ILTM (International Luxury Travel Market) China—the Chinese super bowl of travel industry events—begins today (October 31) and runs through  November 2, and Shanghai-bound industry professionals are there searching for new ideas to serve the ever-burgeoning Chinese tourist market.

One new and surprising entry to the event is Viking Cruises, the small-ship cruise line that also claims a fleet of river ships that tour European waterways. This year, Viking is dedicating 100 tours specifically to Chinese travelers who want to navigate the Rhine and Danube rivers on ships that will boast Mandarin as the official onboard language. Founded in 1997, Viking has high hopes for the Chinese market, “We believe in the Chinese market,” Viking Chairman Torstein Hagen told the Chicago Tribune, and he said he expects this segment of the market to account for half of its European river cruises in the future.

In a sharp ramp-up of services, Viking Cruises will offer 100 Mandarin-language tours along the Rhine and Danube rivers specifically for Chinese travelers

Jing Travel caught up with Wee-Hoon Tan, Vice President of Brand Marketing for Viking Cruises China, to talk about her expectations for the conference as well as what its river ship experiences can offer Chinese travelers.

First of all: Why the Rhine and Danube rivers for Chinese travelers?

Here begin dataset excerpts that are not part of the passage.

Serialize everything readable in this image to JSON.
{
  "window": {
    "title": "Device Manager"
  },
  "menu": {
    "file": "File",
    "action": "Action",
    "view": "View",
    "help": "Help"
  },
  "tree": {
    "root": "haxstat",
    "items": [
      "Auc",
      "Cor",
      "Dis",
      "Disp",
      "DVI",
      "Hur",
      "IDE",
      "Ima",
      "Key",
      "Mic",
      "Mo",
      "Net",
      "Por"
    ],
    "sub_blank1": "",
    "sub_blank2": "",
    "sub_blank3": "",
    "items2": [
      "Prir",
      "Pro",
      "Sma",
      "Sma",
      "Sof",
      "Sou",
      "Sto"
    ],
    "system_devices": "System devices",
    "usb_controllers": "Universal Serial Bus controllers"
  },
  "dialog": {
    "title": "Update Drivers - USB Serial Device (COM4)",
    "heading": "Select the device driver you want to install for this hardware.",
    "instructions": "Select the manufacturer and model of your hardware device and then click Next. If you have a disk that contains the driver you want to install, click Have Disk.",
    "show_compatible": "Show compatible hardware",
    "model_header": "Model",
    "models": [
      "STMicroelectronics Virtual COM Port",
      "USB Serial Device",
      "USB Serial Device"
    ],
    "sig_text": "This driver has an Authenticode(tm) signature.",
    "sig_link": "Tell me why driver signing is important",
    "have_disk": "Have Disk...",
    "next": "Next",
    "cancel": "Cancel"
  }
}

These rivers run through much of Europe and play a significant role in Europe’s history and culture. Sailing through them provides a novel and comfortable way for Chinese travelers to explore both the big cities that tourists know about and the quaint towns in between that locals love. Both rivers are also well-known to the Chinese through art, literature, and movies.

viking river cruise danube

Viking River Cruises make stops in Budapest along the Danube River. Photo by Cristian Bortes via Wikimedia Commons

Besides offering Mandarin on cruises, what other special accommodations does Viking make for Chinese tourists?

Chinese guests miss the taste of home when traveling in Europe, so besides offering Chinese dishes at our buffet during meal times, we also offer a noodle bar that operates from 6 a.m. to midnight every day, serving familiar tastes such as Sichuan-style “dan dan noodles” and Beijing style “zajiang noodles.” We also offer a selection of Chinese tea at our bar and in-room, and we provide amenities like a thermos flask for our guests to take on their excursions so they will always have hot water available (Chinese guests prefer to drink warm rather than cold water).

Are there any shopping-related services?

Our Chinese guests are huge shoppers, so we have a dedicated Shopping Concierge on board to provide shopping tips (both on board and on shore) and help with specific requests like filling out tax refund forms. This [service] is absolutely not the same as the “forced shopping” that has plagued the travel industry, as we only provide our service based on guest preferences or requests and do not receive commissions on sales.

Other than meeting each other on board, how else can guests interact/mix?

We created a dedicated WeChat group for guests during each sailing so they can receive broadcasts of important notifications and share trip comments and photos with each other.

Does Viking have any new insights about the Chinese market that they hope to take advantage of?

We find that in China, there is an underserved segment of elderly Chinese travelers who are affluent and want to experience Europe, but they’re handicapped by language. The current travel options available to them—tiring group tours by bus, or very expensive tailored tours—are not ideal. We want to offer them a “one-price-covers-all” way to travel that offers great value and better suits their needs and the needs of their adult children.

What does Viking see as current travel trends?

There’s a rising trend of lazy travel–even among the post-’90s generation–for Chinese people who want an enriching vacation but without the hassle of pre-trip planning, tiring commutes, and confusing logistics. This is counter to the trend of adventure-driven “flashpacking.”

Finally, what are your hopes for this conference?

We hope to introduce Viking’s concept of “elegant luxe travel” to more travel buyers and planners from China. It’s the idea that “luxury travel” is no longer just about “bling” or grand showings of ostentatiousness, but it’s now also about a relaxing pace, less “touristy” and more in-depth experiences, and warm and attentive service. We don’t see Viking just as a cruise company, but as a travel lifestyle company—that’s our long-term vision.